代码的第二部分使用itertuples函数也不起作用:

  1. for x in df.itertuples():
  2. if x.one_one in x.one_one_back:
  3. df['start_end'] = 'start'
  4. else:
  5. df['start_end'] = 0

并引发错误:

  1. Traceback (most recent call last):
  2. File "/home/emoranska/Pulpit/burak/homozyg_regions/homozyg_bins.py", line 55, in <module>
  3. if x.one_one in x.one_one_back:
  4. TypeError: argument of type 'float' is not iterable

我已经检查了数据类型:

  1. print(df.loc[0, 'one_one'], type(df.loc[0, 'one_one']))
  2. print(df.loc[1, 'one_one_back'], type(df.loc[1, 'one_one_back']))
  3. for x in df.loc[1, 'one_one_back']:
  4. print(x, type(x))

并且可以确定这些都是字符串列表:

  1. ['P1-88', 'P1-89', 'P1-26', 'P1-12'] <class 'list'>
  2. ['P1-88', 'P1-89', 'P1-26', 'P1-12'] <class 'list'>
  3. P1-88 <class 'str'>
  4. P1-89 <class 'str'>
  5. P1-26 <class 'str'>
  6. P1-12 <class 'str'>

那么为什么会出现浮点数,以及为什么会出现TypeError错误?请帮助我解决这个问题,因为我感到非常困惑...

英文:

I want to compare two columns in the dataframe containing lists of strings.

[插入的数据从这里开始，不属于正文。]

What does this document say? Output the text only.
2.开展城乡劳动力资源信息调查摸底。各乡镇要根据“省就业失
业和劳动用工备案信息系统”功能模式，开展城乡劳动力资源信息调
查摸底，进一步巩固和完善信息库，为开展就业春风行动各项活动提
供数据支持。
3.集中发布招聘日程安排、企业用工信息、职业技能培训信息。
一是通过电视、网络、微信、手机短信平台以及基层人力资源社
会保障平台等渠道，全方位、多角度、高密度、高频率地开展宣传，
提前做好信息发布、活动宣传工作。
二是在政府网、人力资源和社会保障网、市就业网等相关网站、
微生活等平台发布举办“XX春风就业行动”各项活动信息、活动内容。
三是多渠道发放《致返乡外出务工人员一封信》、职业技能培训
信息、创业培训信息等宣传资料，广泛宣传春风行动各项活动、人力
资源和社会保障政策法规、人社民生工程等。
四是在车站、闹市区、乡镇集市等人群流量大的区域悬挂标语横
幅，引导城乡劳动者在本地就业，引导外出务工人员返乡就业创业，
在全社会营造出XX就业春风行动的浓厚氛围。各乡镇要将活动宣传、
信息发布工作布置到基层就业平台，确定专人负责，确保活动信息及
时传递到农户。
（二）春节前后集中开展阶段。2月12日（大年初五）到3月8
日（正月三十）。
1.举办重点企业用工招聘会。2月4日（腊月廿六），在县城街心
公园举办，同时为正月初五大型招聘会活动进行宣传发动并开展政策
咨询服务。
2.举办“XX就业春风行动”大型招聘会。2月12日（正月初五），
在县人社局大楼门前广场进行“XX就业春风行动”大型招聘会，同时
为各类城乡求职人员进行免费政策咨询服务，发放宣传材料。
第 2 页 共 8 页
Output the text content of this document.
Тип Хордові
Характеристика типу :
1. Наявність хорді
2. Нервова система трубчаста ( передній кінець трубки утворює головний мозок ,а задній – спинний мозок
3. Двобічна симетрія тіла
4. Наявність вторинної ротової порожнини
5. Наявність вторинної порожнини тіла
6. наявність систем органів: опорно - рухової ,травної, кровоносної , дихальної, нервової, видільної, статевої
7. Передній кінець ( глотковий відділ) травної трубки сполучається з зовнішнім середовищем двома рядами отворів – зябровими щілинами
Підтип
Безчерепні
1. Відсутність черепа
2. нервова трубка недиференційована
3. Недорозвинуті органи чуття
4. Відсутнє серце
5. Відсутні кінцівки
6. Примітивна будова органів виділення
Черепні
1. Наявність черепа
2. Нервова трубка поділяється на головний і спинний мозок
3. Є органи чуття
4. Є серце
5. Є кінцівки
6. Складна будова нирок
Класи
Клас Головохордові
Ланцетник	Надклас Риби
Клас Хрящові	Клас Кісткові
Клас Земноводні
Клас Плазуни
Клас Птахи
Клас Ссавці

A part of my input data looks like that:

  1. CHROM POS ID REF ALT QUAL FILTER INFO FORMAT P1-25 P1-93 P1-88 P1-6 P1-89 P1-26 P1-12 P1-92 P1-22 P1-90 P1-28 P1-95 one_one zero_zero one_one_back zero_zero_next
  2. 0 NC_064017.1 153210 . T C . . . GT 0/0 0/0 1/1 0/0 1/1 1/1 1/1 0/0 0/0 0/1 0/0 0/0 [P1-88, P1-89, P1-26, P1-12] [P1-25, P1-93, P1-6, P1-92, P1-22, P1-28, P1-95] NaN [P1-25, P1-12, P1-22]
  3. 1 NC_064017.1 965007 . A G . . . GT 0/0 1/1 . 0/1 1/1 . 0/0 1/1 0/0 0/1 . 0/1 [P1-93, P1-89, P1-92] [P1-25, P1-12, P1-22] [P1-88, P1-89, P1-26, P1-12] [P1-25, P1-88, P1-12, P1-22, P1-28]
  4. 2 NC_064017.1 965038 . C T . . . GT 0/0 1/1 0/0 0/1 1/1 . 0/0 1/1 0/0 0/1 0/0 0/1 [P1-93, P1-89, P1-92] [P1-25, P1-88, P1-12, P1-22, P1-28] [P1-93, P1-89, P1-92] [P1-93, P1-26, P1-92]
  5. 3 NC_064017.1 1084455 . A G . . . GT 1/1 0/0 . 1/1 1/1 0/0 1/1 0/0 0/1 1/1 0/1 1/1 [P1-25, P1-6, P1-89, P1-12, P1-90, P1-95] [P1-93, P1-26, P1-92] [P1-93, P1-89, P1-92] [P1-25, P1-6, P1-28]
  6. 4 NC_064017.1 1117756 . A C . . . GT 0/0 0/1 1/1 0/0 . 1/1 1/1 1/1 1/1 1/1 0/0 1/1 [P1-88, P1-26, P1-12, P1-92, P1-22, P1-90, P1-95] [P1-25, P1-6, P1-28] [P1-25, P1-6, P1-89, P1-12, P1-90, P1-95] [P1-22, P1-90, P1-28]
  7. 5 NC_064017.1 1250643 . T C . . . GT 0/1 0/1 0/1 1/1 0/1 1/1 0/1 0/1 0/0 0/0 0/0 1/1 [P1-6, P1-26, P1-95] [P1-22, P1-90, P1-28] [P1-88, P1-26, P1-12, P1-92, P1-22, P1-90, P1-95] [P1-22, P1-90, P1-28]
  8. 6 NC_064017.1 1250740 . T A . . . GT 0/1 1/1 0/1 1/1 0/1 1/1 0/1 0/1 0/0 0/0 0/0 0/1 [P1-93, P1-6, P1-26] [P1-22, P1-90, P1-28] [P1-6, P1-26, P1-95] [P1-93, P1-6, P1-89, P1-12, P1-90, P1-95]
  9. 7 NC_064017.1 1372722 . A C . . . GT 1/1 0/0 1/1 0/0 0/0 1/1 0/0 1/1 1/1 0/0 1/1 0/0 [P1-25, P1-88, P1-26, P1-92, P1-22, P1-28] [P1-93, P1-6, P1-89, P1-12, P1-90, P1-95] [P1-93, P1-6, P1-26] [P1-93, P1-26, P1-28]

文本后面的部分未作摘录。